For UBS, new normal is new painful

After a horrid start to the year, UBS Group AG Chief Executive Officer Sergio Ermotti finally got some relief. Switzerland’s biggest bank posted its best second quarter results under
his watch. Unfortunately, the likelihood that the stars will remain aligned is remote.
At $1.4 billion, net income in the three months through June was the highest since 2010, comfortably beating analyst estimates. While revenue dropped from the year-earlier period amid a severe contraction in net interest income, so did expenses. Profitability is improving and all divisions, except the firm’s biggest — wealth management — surprised the market on the upside.
There lies the challenge for the world’s largest manager of money for the rich: It won’t be able to count on exceptional swings, such as a surge in fees from advising companies on mergers, to offset the likely pain from the new normal. Interest rates will be staying lower for longer, squeezing margins.
In an interview with Bloomberg Television, Ermotti described the shift in rate expectations as a “complete u-turn” and “a huge change.” As a result, he declined to be drawn on the full-year outlook, telling analysts to expect UBS to make strategic adjustments to adapt. In short, the firm will need to do more to lower costs and the pace of expansion in Asia may have to slow.
When UBS shrunk its investment bank and pivoted towards wealth management, part of the objective was to diversify earnings so that they would be more resilient. But as Ermotti put it: “When market conditions are normal, our cash generation, our business, our diversification is able to deliver very strong results.” In the real world, the environment isn’t often normal.
Take the wealth business. Clients unexpectedly pulled almost $2 billion in the second quarter. Recurring fees and interest income fell compared with the same period last year. Looking ahead, a 25 basis-point reduction in US interest rates would lead to yet lower lending income in the third quarter.
The outlook for lower rates has already affected behaviour among wealthy clients in the US, its biggest market. Customers are refinancing their borrowings to lock in lower rates, and when they do, they open up the business to competition.
In Asia, clients have been cutting back on borrowings as they become less confident about the economic outlook. Though sentiment there can turn quickly, Chief Financial Officer Kirt Gardner said he doesn’t see a catalyst for change and investors should expect hiring plans for the region to be delayed.

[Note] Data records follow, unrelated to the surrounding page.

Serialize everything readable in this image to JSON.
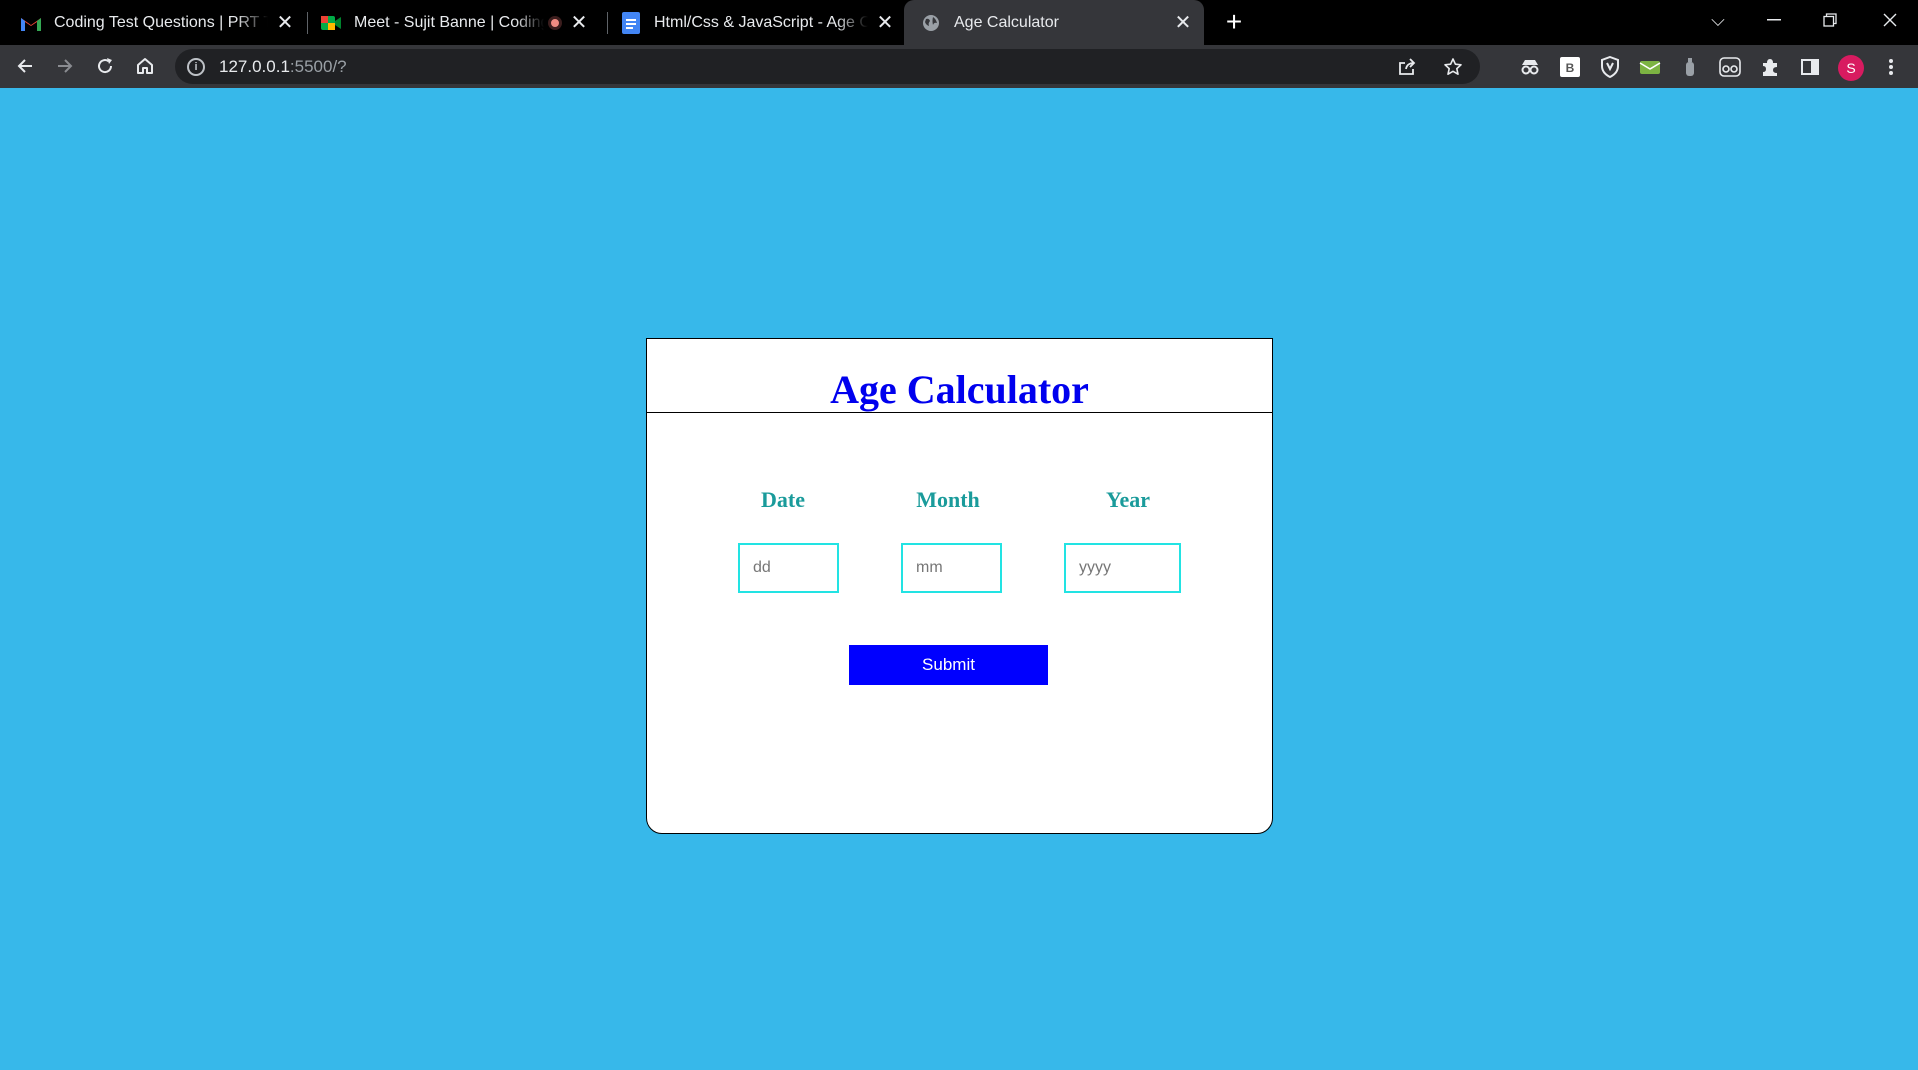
{
  "browser": {
    "tabs": [
      {
        "title": "Coding Test Questions | PRT Test",
        "icon": "gmail-icon"
      },
      {
        "title": "Meet - Sujit Banne | Coding Test",
        "icon": "google-meet-icon"
      },
      {
        "title": "Html/Css & JavaScript - Age Calculator",
        "icon": "google-docs-icon"
      },
      {
        "title": "Age Calculator",
        "icon": "globe-icon"
      }
    ],
    "url_host": "127.0.0.1",
    "url_path": ":5500/?",
    "profile_initial": "S",
    "extensions": [
      "spy-icon",
      "bootstrap-b-icon",
      "shield-icon",
      "green-mail-icon",
      "bottle-icon",
      "glasses-icon",
      "puzzle-icon",
      "side-panel-icon"
    ]
  },
  "page": {
    "title": "Age Calculator",
    "labels": {
      "date": "Date",
      "month": "Month",
      "year": "Year"
    },
    "placeholders": {
      "date": "dd",
      "month": "mm",
      "year": "yyyy"
    },
    "submit_label": "Submit"
  },
  "colors": {
    "background": "#37b8ea",
    "title": "#0000ee",
    "label": "#1a9b9b",
    "input_border": "#22e3e3",
    "button": "#0000ff"
  }
}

At the investment bank, UBS countered a decline in trading revenue with a surge in income from advising companies on deals. Income from the M&A business soared by 67 percent, in sharp contrast to US peers whose advisory businesses mostly posted declines. Much like its Wall Street competitors, though, the Swiss firm’s pipeline of deals going into the third quarter has weakened. It is hard to see how it could replicate such out-performance.

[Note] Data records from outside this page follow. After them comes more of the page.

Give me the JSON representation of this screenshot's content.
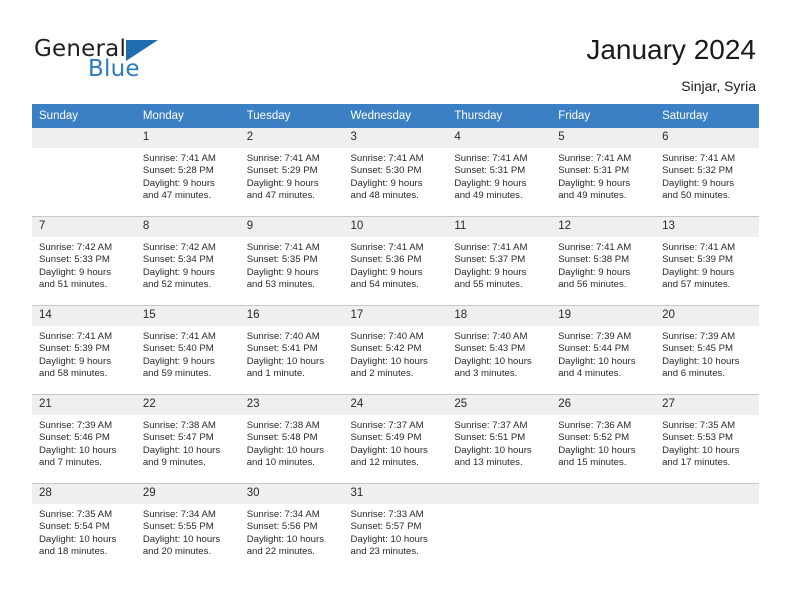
{
  "brand": {
    "name_top": "General",
    "name_bottom": "Blue",
    "accent_color": "#2b7cc2",
    "triangle_icon": "triangle-icon"
  },
  "header": {
    "title": "January 2024",
    "location": "Sinjar, Syria"
  },
  "calendar": {
    "header_bg": "#3b7fc4",
    "date_band_bg": "#efefef",
    "weekdays": [
      "Sunday",
      "Monday",
      "Tuesday",
      "Wednesday",
      "Thursday",
      "Friday",
      "Saturday"
    ],
    "weeks": [
      [
        {
          "day": "",
          "sunrise": "",
          "sunset": "",
          "daylight_1": "",
          "daylight_2": ""
        },
        {
          "day": "1",
          "sunrise": "Sunrise: 7:41 AM",
          "sunset": "Sunset: 5:28 PM",
          "daylight_1": "Daylight: 9 hours",
          "daylight_2": "and 47 minutes."
        },
        {
          "day": "2",
          "sunrise": "Sunrise: 7:41 AM",
          "sunset": "Sunset: 5:29 PM",
          "daylight_1": "Daylight: 9 hours",
          "daylight_2": "and 47 minutes."
        },
        {
          "day": "3",
          "sunrise": "Sunrise: 7:41 AM",
          "sunset": "Sunset: 5:30 PM",
          "daylight_1": "Daylight: 9 hours",
          "daylight_2": "and 48 minutes."
        },
        {
          "day": "4",
          "sunrise": "Sunrise: 7:41 AM",
          "sunset": "Sunset: 5:31 PM",
          "daylight_1": "Daylight: 9 hours",
          "daylight_2": "and 49 minutes."
        },
        {
          "day": "5",
          "sunrise": "Sunrise: 7:41 AM",
          "sunset": "Sunset: 5:31 PM",
          "daylight_1": "Daylight: 9 hours",
          "daylight_2": "and 49 minutes."
        },
        {
          "day": "6",
          "sunrise": "Sunrise: 7:41 AM",
          "sunset": "Sunset: 5:32 PM",
          "daylight_1": "Daylight: 9 hours",
          "daylight_2": "and 50 minutes."
        }
      ],
      [
        {
          "day": "7",
          "sunrise": "Sunrise: 7:42 AM",
          "sunset": "Sunset: 5:33 PM",
          "daylight_1": "Daylight: 9 hours",
          "daylight_2": "and 51 minutes."
        },
        {
          "day": "8",
          "sunrise": "Sunrise: 7:42 AM",
          "sunset": "Sunset: 5:34 PM",
          "daylight_1": "Daylight: 9 hours",
          "daylight_2": "and 52 minutes."
        },
        {
          "day": "9",
          "sunrise": "Sunrise: 7:41 AM",
          "sunset": "Sunset: 5:35 PM",
          "daylight_1": "Daylight: 9 hours",
          "daylight_2": "and 53 minutes."
        },
        {
          "day": "10",
          "sunrise": "Sunrise: 7:41 AM",
          "sunset": "Sunset: 5:36 PM",
          "daylight_1": "Daylight: 9 hours",
          "daylight_2": "and 54 minutes."
        },
        {
          "day": "11",
          "sunrise": "Sunrise: 7:41 AM",
          "sunset": "Sunset: 5:37 PM",
          "daylight_1": "Daylight: 9 hours",
          "daylight_2": "and 55 minutes."
        },
        {
          "day": "12",
          "sunrise": "Sunrise: 7:41 AM",
          "sunset": "Sunset: 5:38 PM",
          "daylight_1": "Daylight: 9 hours",
          "daylight_2": "and 56 minutes."
        },
        {
          "day": "13",
          "sunrise": "Sunrise: 7:41 AM",
          "sunset": "Sunset: 5:39 PM",
          "daylight_1": "Daylight: 9 hours",
          "daylight_2": "and 57 minutes."
        }
      ],
      [
        {
          "day": "14",
          "sunrise": "Sunrise: 7:41 AM",
          "sunset": "Sunset: 5:39 PM",
          "daylight_1": "Daylight: 9 hours",
          "daylight_2": "and 58 minutes."
        },
        {
          "day": "15",
          "sunrise": "Sunrise: 7:41 AM",
          "sunset": "Sunset: 5:40 PM",
          "daylight_1": "Daylight: 9 hours",
          "daylight_2": "and 59 minutes."
        },
        {
          "day": "16",
          "sunrise": "Sunrise: 7:40 AM",
          "sunset": "Sunset: 5:41 PM",
          "daylight_1": "Daylight: 10 hours",
          "daylight_2": "and 1 minute."
        },
        {
          "day": "17",
          "sunrise": "Sunrise: 7:40 AM",
          "sunset": "Sunset: 5:42 PM",
          "daylight_1": "Daylight: 10 hours",
          "daylight_2": "and 2 minutes."
        },
        {
          "day": "18",
          "sunrise": "Sunrise: 7:40 AM",
          "sunset": "Sunset: 5:43 PM",
          "daylight_1": "Daylight: 10 hours",
          "daylight_2": "and 3 minutes."
        },
        {
          "day": "19",
          "sunrise": "Sunrise: 7:39 AM",
          "sunset": "Sunset: 5:44 PM",
          "daylight_1": "Daylight: 10 hours",
          "daylight_2": "and 4 minutes."
        },
        {
          "day": "20",
          "sunrise": "Sunrise: 7:39 AM",
          "sunset": "Sunset: 5:45 PM",
          "daylight_1": "Daylight: 10 hours",
          "daylight_2": "and 6 minutes."
        }
      ],
      [
        {
          "day": "21",
          "sunrise": "Sunrise: 7:39 AM",
          "sunset": "Sunset: 5:46 PM",
          "daylight_1": "Daylight: 10 hours",
          "daylight_2": "and 7 minutes."
        },
        {
          "day": "22",
          "sunrise": "Sunrise: 7:38 AM",
          "sunset": "Sunset: 5:47 PM",
          "daylight_1": "Daylight: 10 hours",
          "daylight_2": "and 9 minutes."
        },
        {
          "day": "23",
          "sunrise": "Sunrise: 7:38 AM",
          "sunset": "Sunset: 5:48 PM",
          "daylight_1": "Daylight: 10 hours",
          "daylight_2": "and 10 minutes."
        },
        {
          "day": "24",
          "sunrise": "Sunrise: 7:37 AM",
          "sunset": "Sunset: 5:49 PM",
          "daylight_1": "Daylight: 10 hours",
          "daylight_2": "and 12 minutes."
        },
        {
          "day": "25",
          "sunrise": "Sunrise: 7:37 AM",
          "sunset": "Sunset: 5:51 PM",
          "daylight_1": "Daylight: 10 hours",
          "daylight_2": "and 13 minutes."
        },
        {
          "day": "26",
          "sunrise": "Sunrise: 7:36 AM",
          "sunset": "Sunset: 5:52 PM",
          "daylight_1": "Daylight: 10 hours",
          "daylight_2": "and 15 minutes."
        },
        {
          "day": "27",
          "sunrise": "Sunrise: 7:35 AM",
          "sunset": "Sunset: 5:53 PM",
          "daylight_1": "Daylight: 10 hours",
          "daylight_2": "and 17 minutes."
        }
      ],
      [
        {
          "day": "28",
          "sunrise": "Sunrise: 7:35 AM",
          "sunset": "Sunset: 5:54 PM",
          "daylight_1": "Daylight: 10 hours",
          "daylight_2": "and 18 minutes."
        },
        {
          "day": "29",
          "sunrise": "Sunrise: 7:34 AM",
          "sunset": "Sunset: 5:55 PM",
          "daylight_1": "Daylight: 10 hours",
          "daylight_2": "and 20 minutes."
        },
        {
          "day": "30",
          "sunrise": "Sunrise: 7:34 AM",
          "sunset": "Sunset: 5:56 PM",
          "daylight_1": "Daylight: 10 hours",
          "daylight_2": "and 22 minutes."
        },
        {
          "day": "31",
          "sunrise": "Sunrise: 7:33 AM",
          "sunset": "Sunset: 5:57 PM",
          "daylight_1": "Daylight: 10 hours",
          "daylight_2": "and 23 minutes."
        },
        {
          "day": "",
          "sunrise": "",
          "sunset": "",
          "daylight_1": "",
          "daylight_2": ""
        },
        {
          "day": "",
          "sunrise": "",
          "sunset": "",
          "daylight_1": "",
          "daylight_2": ""
        },
        {
          "day": "",
          "sunrise": "",
          "sunset": "",
          "daylight_1": "",
          "daylight_2": ""
        }
      ]
    ]
  }
}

All this suggests Ermotti will have to revisit the firm’s financial objectives. The $300 million of cost savings planned for this year may not be enough if he is to meet his target of a cost-income ratio of 77 percent for 2019. The measure stood at 76.5 percent at the end of the second quarter, but regulatory costs will put it under pressure in the second half.
UBS’s preferred measure of profitability, return on common equity Tier 1, stood at 14.6 percent for the first half, up from 14.2 percent for 2018 and closer to Ermotti’s 15 percent target for this year. But, when asked, he couldn’t promise that the benchmark won’t fall back in the second half.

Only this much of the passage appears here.